Media's role is not just about being a conveyor belt of these politicians’ empty statements, actions and wishes. Media sees through those statements and actions, threshes out truth and exposes falsehoods  and laughs, sometimes with ridicule and unreserved disrespect as well as harshness, at political stupidity albeit politicians not wishing and unwilling to see it as such. 

The Patriotic Front government in Zambia under President Edgar Lungu is such a park of politicians who don’t want to accept the role of the media, and it is not stopping anywhere nearer now from intimidating the media. 

Just before elections The Post, the country’s most credible private newspaper, had its offices closed and its equipment seized, ostensibly over a case of unpaid tax. The Zambia Revenue Authority still keeps the newspaper shut. The paper has not been able to print in its full texture and format ever since, as it has been left to improvise to maintain its circulation.

As that was not enough, immediately after elections the not so Independent Broadcasting Authority (IBA) was coerced, not from anywhere else but State House, to suspend the license of the only credible private television, Muvi TV. IBA claimed the television station broadcast material that was inciting violence following a disputed election. 

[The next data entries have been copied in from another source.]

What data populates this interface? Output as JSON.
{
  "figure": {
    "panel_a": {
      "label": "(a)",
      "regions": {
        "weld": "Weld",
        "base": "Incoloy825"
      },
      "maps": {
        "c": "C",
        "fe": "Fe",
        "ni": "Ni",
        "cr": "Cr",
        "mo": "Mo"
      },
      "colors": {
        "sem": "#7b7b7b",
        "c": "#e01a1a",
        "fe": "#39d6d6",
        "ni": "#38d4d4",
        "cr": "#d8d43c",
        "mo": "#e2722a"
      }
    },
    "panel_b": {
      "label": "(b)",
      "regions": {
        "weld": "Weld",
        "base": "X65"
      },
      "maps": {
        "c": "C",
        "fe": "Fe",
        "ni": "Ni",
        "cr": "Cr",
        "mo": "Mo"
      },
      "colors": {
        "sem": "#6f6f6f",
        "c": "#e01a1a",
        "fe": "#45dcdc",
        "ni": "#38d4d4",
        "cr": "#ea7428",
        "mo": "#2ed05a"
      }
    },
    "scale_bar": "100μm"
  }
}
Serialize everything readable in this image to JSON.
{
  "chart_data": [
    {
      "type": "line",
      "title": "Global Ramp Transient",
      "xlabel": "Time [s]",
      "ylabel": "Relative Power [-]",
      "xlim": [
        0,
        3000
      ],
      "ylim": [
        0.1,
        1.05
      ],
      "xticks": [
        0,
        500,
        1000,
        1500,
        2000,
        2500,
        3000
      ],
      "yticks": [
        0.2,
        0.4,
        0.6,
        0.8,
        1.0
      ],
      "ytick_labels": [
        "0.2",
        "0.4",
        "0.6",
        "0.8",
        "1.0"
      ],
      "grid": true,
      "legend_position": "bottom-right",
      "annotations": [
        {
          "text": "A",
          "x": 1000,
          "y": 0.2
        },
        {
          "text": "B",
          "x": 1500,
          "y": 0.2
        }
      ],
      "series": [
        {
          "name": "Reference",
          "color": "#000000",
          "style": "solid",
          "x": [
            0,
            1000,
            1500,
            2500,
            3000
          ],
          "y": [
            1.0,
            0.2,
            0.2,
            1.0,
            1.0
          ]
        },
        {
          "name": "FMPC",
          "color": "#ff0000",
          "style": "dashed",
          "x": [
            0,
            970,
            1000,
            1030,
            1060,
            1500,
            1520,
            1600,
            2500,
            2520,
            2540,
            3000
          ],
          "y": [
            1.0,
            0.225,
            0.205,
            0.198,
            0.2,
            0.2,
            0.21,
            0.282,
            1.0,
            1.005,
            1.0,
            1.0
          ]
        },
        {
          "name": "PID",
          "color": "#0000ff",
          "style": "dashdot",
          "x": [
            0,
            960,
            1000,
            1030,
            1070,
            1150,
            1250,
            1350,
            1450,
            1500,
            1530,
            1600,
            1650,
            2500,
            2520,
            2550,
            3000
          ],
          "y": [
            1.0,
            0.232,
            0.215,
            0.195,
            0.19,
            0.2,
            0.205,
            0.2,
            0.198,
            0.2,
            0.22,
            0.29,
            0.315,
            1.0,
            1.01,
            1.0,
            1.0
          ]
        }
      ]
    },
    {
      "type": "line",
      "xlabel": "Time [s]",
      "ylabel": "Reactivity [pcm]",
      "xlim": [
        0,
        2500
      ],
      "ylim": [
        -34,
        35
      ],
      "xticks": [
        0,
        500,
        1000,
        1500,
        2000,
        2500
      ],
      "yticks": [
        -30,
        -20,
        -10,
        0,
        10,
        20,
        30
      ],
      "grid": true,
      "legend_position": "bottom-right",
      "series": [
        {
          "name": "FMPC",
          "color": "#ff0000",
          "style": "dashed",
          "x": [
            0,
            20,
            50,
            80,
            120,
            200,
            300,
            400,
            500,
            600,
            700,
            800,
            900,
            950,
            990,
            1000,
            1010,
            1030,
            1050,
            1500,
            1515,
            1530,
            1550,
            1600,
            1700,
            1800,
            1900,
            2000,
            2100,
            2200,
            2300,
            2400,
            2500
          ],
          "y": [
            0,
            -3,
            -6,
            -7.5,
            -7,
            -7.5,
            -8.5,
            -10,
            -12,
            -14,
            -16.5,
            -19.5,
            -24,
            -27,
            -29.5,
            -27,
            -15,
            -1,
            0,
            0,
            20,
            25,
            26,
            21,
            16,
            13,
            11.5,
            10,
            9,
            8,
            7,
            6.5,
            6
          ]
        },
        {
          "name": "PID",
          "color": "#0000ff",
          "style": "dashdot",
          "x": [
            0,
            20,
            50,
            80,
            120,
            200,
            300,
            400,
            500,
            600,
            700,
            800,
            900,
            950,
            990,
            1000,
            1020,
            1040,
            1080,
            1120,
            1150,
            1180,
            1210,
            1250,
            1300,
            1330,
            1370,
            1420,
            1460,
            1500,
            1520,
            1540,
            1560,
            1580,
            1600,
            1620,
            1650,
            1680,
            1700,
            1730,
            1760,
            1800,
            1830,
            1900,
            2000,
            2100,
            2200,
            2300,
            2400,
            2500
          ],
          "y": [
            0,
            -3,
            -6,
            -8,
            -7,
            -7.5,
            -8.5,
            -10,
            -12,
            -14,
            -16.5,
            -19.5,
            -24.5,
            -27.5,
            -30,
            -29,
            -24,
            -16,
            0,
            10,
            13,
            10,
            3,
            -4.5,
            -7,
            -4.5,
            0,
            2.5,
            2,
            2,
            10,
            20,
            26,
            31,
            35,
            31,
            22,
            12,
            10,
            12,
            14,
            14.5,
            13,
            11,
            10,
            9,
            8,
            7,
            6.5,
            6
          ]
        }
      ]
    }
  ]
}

Largely, the concerned public thought the suspension of the license for the television station was meant to deny opposition leaders a meaningful mass medium through which they could build their case of a stolen election and balanced coverage of the proceedings of the presidential election petition.
Fast forward! 

Prime TV, another television station based in Lusaka, the country’s capital city, is the latest victim of government intimidation. Police are using one of the draconian laws, the State Security statute, to intimidate, bring fear and coerce the station to release footage of a meeting held by Hakainde Hichilema, the leader of United Party for National Development (UPND), the country’s biggest opposition. 

The police want the footage to build a case of treason against the opposition leader who is believed to have defiantly declared during the meeting that he will never ever recognise Edgar Lungu as the country’s legitimately elected President.

The police wrote a letter asking the Prime TV owners to avail the footage of their coverage of the opposition meeting. The television station broadcast a story based on the letter from the police, which the police are now treating as a leak of a State Secret.   

“Today (October 13, 2016) we summoned Gerald Shawa, 42 who is Managing Director of Prime TV and Makokwa Kozi, 35, the acting Station Manager for the television Station in connection with a leaked government document which the Zambia Police addressed to the Station's legal counsel requesting for footage of the Press briefing that was held by the UPND on 10th October, 2016,” said the police spokeswoman, Esther Katongo.

The police spokeswoman said the duo were “Warned and Cautioned for the offence of Communication of Certain Information contrary to section 4 (1)(b) of the State Security Act Chapter 111 of the Laws of Zambia, Section 4 (1) (b) of the State Security Act”.

According to Katongo the Act the police are citing states that “Any person who has in his possession or under his control any document or information which he has had access owing to his position as a person who holds such office or has held such office and who Communicates the same to any person other than a person to whom he is authorised to communicate, commits an offence”.

What the police are doing is nowhere nearer to meeting professional standards. And One need not to be specialized in media law to notice that the police are misapplying the State Security Act and doing the most stupid thing—to bring cooked up charges to intimidate anyone and any institution that aids the opposition to have their voice heard.

The question that most people are asking is: “when did a police call-out or document to a private individual or corporate citizen to avail themselves to law enforcement ever become a State Security.